Well I'll take a few of the ones I've mentioned:
James Bond is clearly a cultural icon and marked a surge in spy flicks during the 60s and 70s and beyond. There were a slew of imitators, a slew of parodies, and has gone on for 50 years. Through different incarnations, good times and bad, James Bond has endured. To the point where the tuxedo is synonymous with Bond. And his key phrase, Bond, James Bond, is a part of pop culture.
Indiana Jones is one of the most popular characters in film history based on grosses, tv adaptations, video game adaptations, book adaptations, and the series that officially made Harrison Ford into a star. Without Indy, we don't get Tomb Raider or Uncharted, or the Mummy series from the early 2000s
John McClane changed the game as far as action heroes go. Before him, action heroes were more in the Schwarzenegger style of big dudes with big guns who kept their emotions in check and were cool under pressure. McClane was the first guy to come along and look like he didn't have a plan, you saw him in pain, you saw him be vulnerable, and you saw him really deal with some emotional stakes of his disintegrating marriage. After him, you get movies like Sudden Death and Speed* where the action heroes weren't sure of themselves and were way in over their heads but managed to save the day. Although speed is a bit of a misnomer in that regard unless you look at it from the perspective of Sandra Bullock's character.
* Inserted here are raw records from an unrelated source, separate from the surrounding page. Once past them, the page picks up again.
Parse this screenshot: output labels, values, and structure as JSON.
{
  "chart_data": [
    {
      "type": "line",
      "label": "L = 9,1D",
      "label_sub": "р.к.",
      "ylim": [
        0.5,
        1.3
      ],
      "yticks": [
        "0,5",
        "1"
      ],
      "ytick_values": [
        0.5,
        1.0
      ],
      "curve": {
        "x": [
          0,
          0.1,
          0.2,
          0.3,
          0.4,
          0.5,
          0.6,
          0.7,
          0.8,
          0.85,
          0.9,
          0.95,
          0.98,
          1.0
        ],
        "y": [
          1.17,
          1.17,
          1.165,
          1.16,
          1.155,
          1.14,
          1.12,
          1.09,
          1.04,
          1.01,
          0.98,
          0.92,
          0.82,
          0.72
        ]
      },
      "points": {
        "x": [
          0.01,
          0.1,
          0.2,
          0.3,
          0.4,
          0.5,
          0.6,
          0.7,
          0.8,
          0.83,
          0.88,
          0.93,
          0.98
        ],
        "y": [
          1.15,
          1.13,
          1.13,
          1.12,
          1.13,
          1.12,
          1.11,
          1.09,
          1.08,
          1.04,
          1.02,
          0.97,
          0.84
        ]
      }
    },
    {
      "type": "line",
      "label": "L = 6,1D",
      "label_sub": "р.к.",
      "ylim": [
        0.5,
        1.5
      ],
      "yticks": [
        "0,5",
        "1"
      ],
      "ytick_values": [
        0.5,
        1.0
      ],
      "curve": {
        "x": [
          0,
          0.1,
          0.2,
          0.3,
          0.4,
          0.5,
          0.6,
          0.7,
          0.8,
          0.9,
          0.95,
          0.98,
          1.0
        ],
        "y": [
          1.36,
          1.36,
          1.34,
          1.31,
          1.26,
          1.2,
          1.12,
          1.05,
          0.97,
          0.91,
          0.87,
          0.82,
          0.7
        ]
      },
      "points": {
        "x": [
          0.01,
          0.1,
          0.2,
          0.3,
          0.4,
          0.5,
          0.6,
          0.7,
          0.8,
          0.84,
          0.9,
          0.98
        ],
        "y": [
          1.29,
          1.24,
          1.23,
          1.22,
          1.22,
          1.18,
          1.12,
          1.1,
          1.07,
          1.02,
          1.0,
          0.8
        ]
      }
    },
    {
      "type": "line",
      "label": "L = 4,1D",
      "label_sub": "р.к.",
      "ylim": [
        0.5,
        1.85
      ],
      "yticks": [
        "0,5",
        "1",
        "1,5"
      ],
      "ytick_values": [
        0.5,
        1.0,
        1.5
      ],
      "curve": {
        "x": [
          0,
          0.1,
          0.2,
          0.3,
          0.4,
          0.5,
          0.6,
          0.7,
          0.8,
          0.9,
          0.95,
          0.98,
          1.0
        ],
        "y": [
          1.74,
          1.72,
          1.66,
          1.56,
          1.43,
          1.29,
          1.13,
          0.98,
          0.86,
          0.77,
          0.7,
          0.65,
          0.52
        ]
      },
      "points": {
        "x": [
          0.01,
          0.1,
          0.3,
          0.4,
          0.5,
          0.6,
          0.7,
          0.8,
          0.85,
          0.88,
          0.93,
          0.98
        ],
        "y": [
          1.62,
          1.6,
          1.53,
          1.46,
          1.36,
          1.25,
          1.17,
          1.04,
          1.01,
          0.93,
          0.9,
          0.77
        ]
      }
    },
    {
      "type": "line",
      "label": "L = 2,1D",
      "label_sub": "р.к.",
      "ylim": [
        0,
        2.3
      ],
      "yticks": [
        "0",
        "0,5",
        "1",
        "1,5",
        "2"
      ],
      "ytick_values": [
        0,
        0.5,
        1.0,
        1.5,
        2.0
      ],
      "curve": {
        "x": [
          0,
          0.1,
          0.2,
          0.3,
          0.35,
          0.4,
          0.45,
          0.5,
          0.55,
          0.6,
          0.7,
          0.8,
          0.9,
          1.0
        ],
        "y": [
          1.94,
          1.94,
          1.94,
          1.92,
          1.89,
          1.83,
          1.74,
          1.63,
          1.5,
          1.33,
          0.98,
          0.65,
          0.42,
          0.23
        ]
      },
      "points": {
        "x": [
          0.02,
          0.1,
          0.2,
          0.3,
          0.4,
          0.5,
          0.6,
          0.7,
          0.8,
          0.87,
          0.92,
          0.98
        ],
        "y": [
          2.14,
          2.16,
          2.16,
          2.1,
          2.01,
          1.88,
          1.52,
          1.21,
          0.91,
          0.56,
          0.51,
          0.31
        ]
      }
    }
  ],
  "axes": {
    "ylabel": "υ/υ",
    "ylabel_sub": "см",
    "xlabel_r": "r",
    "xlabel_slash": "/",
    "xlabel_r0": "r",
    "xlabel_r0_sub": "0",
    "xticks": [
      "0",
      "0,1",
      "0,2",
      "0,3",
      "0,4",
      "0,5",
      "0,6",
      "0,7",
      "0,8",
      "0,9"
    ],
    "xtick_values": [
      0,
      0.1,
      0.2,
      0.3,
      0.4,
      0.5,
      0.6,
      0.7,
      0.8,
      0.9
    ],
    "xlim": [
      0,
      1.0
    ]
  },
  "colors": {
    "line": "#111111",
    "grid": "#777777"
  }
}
Both Corleones because the Godfather is one of if not the greatest film in history and quotes from that movie have seeped into pop culture. "I'll make him an offer he can't refuse" "It's nothing personal, just business" "I know it was you Fredo, you broke my heart" And it influenced mob movies after. It showed studios that you can make a gangster flick, which were considered B movies at the time, and give it the look and style and feel and importance of an A picture and be wildly successful at doing so.